Dataisnature, April 9:
Sol LeWitt died yesterday. If you have had your eye on Dataisnature for a while, you will have heard his name mentioned a lot on these pages. Just after time of the 'heroic' gestures of Abstract Expression Lewitt conceived of a new language utilising simple impersonal forms in repetition and modulation, often drawing directly onto the wall. The fact that these Conceptual drawings were designed to be painted over solidified Lewitt’s claims that the 'idea behind the work supersedes the work itself' and that 'The idea becomes the machine that makes the art.' Prophetically for our times Lewitt also said that "Ideas cannot be owned. They belong to whomever understands them."

The works are conceptual and aesthetically pleasing at the same time and Lewitt’s path eventually lead him to writing instructions for making a piece of art. These instructions meant that his works could be recreated anywhere and more importantly it represented a shift in 'artistic authority' from a centralised model to a distributed one. The idea of 'instruction based art' was incredibly forward thinking when we consider the contemporary practices of digital generative artists and their use of code and algorithms to make 'pictures.' More so the concepts and philosophies dealing with ownership have never been more relevant.
This is a nice tribute and a good explanation of LeWitt's importance. Yet the early sentences on conceptual art were better than the somewhat boring process-based line drawings that resulted from them and those line drawings were better than the later, somewhat tacky ink wash drawings that became permanent fixtures of museums after LeWitt's canonization. Would that it were true that many works were "designed to be painted over." Also, I believe many artists using computers misunderstand LeWitt's relevance to them. The key sentences for me are the first ones:
1. Conceptual artists are mystics rather than rationalists. They leap to conclusions that logic cannot reach. 2. Rational judgements repeat rational judgements. 3. Irrational judgements lead to new experience. 4. Formal art is essentially rational. 5. Irrational thoughts should be followed absolutely and logically.
As Rosalind Krauss interpreted LeWitt,
the experience of the work goes exactly counter to 'the look of thought,' [which critics such as Donald Kuspit and Suzi Gablik were claiming for it] particularly if thought is understood as classical expressions of logic. For such expressions, whether diagramatic or symbolic, are precisely about the capacity to abbreviate, to adumbrate, to condense, to be able to imply an expansion with only the first two or three terms, to cover vast arithmetic spaces with a few ellipsis points, to use, in short, the notion of et cetera.


In Variations of Incomplete Open Cubes....what we find is the "system" of compulsion, of the obsessive's unwavering ritual, with its precision, its neatness, its finicky exactitude, covering over an abyss of irrationality.

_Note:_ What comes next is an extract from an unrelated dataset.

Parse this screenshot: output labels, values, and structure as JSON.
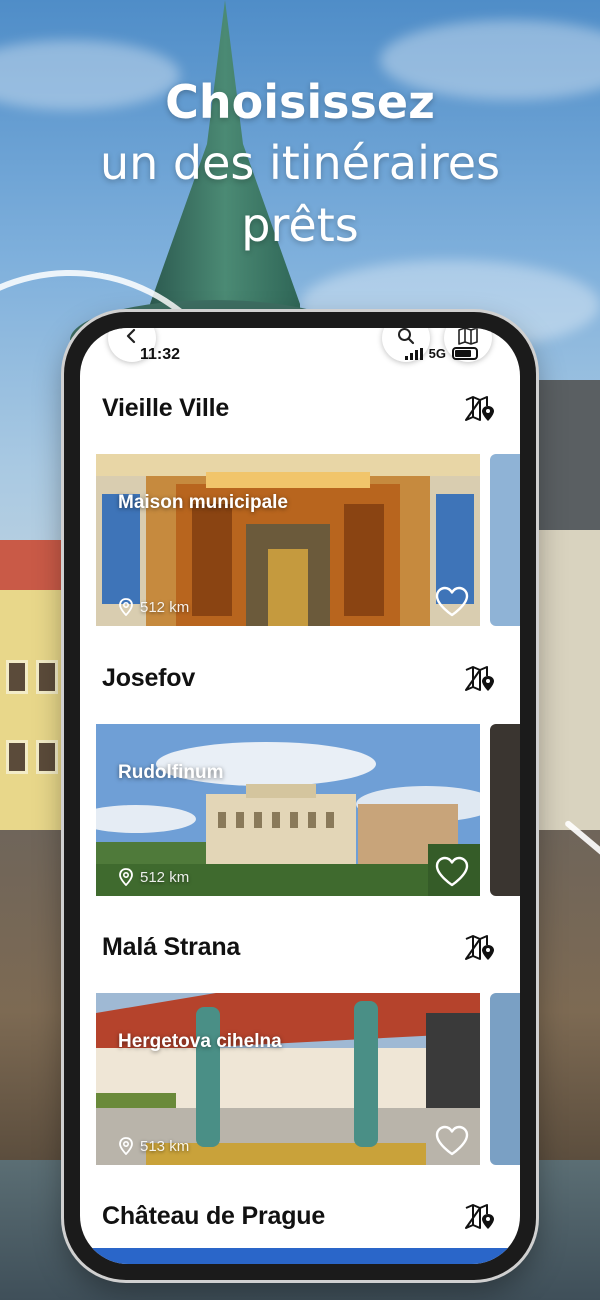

Krauss compared the "Open Cubes" to the activities of an obsessive-compulsive in a Beckett novel who had an elaborate system for moving "sucking stones" between various pockets and his mouth (see earlier discussion re: Manfred Mohr). Yet many digital artists still fetishize logic and "the look of thought" with artworks based on data analysis and modeling, even more egregiously when the art purports to highlight or "solve" some social condition. (See generally VVork.) LeWitt is not really for them, only a recuperated idea of LeWitt.

- tom moody 4-10-2007 5:58 pm

nicely put. I adore the early Sol LeWitt, kind of like how I adore Bach. Like Ruscha, he was doing less didactic conceptual art than, say, Lawrence Weiner or Kosuth. But for all of them the feeling of emancipation in the "etc"—the proposal of a formula, which is then followed (or not followed) to produce aesthetic results—belongs to that point in history. You can sense the simultaneous presence and absence of the artist, and the resulting (sometimes lovely) forms feel like a real gift to the viewer, full of space and mental space. It's very possible to feel that excitement, looking back, but the excitement doesn't carry over into transpositions of those methods in a present day context.
- sally mckay 4-10-2007 8:03 pm

Thanks. It was an exciting moment, which is one reason so many artists from that (dematerializing) period are now (material) names in the art world. LeWitt was reputedly a great mentor and adviser to artists--I remember reading the Eva Hesse especially valued his insights. And I don't mean it in the current way of mentoring heh heh heh but actually being helpful to others' careers.